See how that works? It’s a metastable equilibrium: at some point one of them is going to say something, and when they do the story ends. Poof, it pops like a balloon. Just like that. Whenever whoever it is that speaks first says, with great blushing and stammering, and possibly an Anguished Declaration of Love (yeah, that’s a trope) “I love you,” that lets the other one say, “I love you, too.” And BAM. When they say it, the story is done.

We’ve talked about metastable relationships before, and they have two traits: Point One: You have to like the people involved; and Point Two: You can’t draw it out too long.

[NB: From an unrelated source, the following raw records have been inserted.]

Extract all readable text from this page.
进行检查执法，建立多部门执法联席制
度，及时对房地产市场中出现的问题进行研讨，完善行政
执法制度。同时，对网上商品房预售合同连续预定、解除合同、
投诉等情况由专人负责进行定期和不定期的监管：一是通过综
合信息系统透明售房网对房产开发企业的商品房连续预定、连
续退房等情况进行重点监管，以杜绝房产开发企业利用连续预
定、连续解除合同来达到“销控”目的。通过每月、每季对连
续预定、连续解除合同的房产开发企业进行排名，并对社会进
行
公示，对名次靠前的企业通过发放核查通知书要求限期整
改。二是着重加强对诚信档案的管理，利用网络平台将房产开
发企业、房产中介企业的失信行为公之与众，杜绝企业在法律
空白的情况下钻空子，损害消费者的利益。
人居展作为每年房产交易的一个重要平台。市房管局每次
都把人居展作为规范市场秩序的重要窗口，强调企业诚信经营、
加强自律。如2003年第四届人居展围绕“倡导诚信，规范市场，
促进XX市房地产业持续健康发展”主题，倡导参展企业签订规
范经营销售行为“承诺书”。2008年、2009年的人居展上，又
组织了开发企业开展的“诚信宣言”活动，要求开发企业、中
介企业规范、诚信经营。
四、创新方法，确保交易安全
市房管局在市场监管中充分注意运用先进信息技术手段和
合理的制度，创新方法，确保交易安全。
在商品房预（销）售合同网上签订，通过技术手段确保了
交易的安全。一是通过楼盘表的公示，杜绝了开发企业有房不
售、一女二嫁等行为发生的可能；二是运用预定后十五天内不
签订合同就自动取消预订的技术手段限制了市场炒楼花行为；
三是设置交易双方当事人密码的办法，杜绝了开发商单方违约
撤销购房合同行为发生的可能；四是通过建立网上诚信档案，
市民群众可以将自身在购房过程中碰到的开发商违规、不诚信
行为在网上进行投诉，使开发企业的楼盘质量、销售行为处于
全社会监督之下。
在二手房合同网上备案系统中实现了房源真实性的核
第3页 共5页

If the audience doesn’t care for the characters, then they won’t care about the outcome. And if it gets drawn out too long, the audience starts to conclude they are stupid…and when the audience thinks they are stupid, it loses their affection for the characters, and see Point One when that happens.

It’s easy to like Tagaki: she so cute and so clever. She really is. She’s tremendously clever, and that makes her intellectually attractive as well as physically attractive. And Nishigata is so frustrated that he makes Yosemite Sam look like a mellow fellow. He’s easy to like, too. That that element is working.

As to not letting it drag on too long, I’m nearing the end of the second season as I watch it, and the only question left is who will crack first. I think it has to be Nishigata; Takagi is called a Teasing Master for a reason and eventually she’s going to get under his skin.

And so…SPOILER…he loses her at the festival, finds her again. He takes her hand, and says, “I never want to lose you again.” Music up, a pretty song. No, he didn’t say “I love you,” but he might as well have.

Conflict resolved, story done, show over.

I always look at comments and feedback, and I’m sure I’m not the first to see what I’ve seen, so have at it. Just keep it clean and keep it on target…no personal attacks, okay? Thanks.

2 thoughts on “How to Build a Series: Teasing Master Tagaki-san

  1. Even though it features fairly young kids, this is absolutely one of the loveliest anime romances I’ve ever seen. Even the first season of the show ends with what amounts to a near-declaration of love through a note; as you point out, the tension in the second season builds to a pretty perfect conclusion, and as everything is resolved, it is an absolute joy to see the pleasure Takagi feels at finally winning her struggle spread across her face.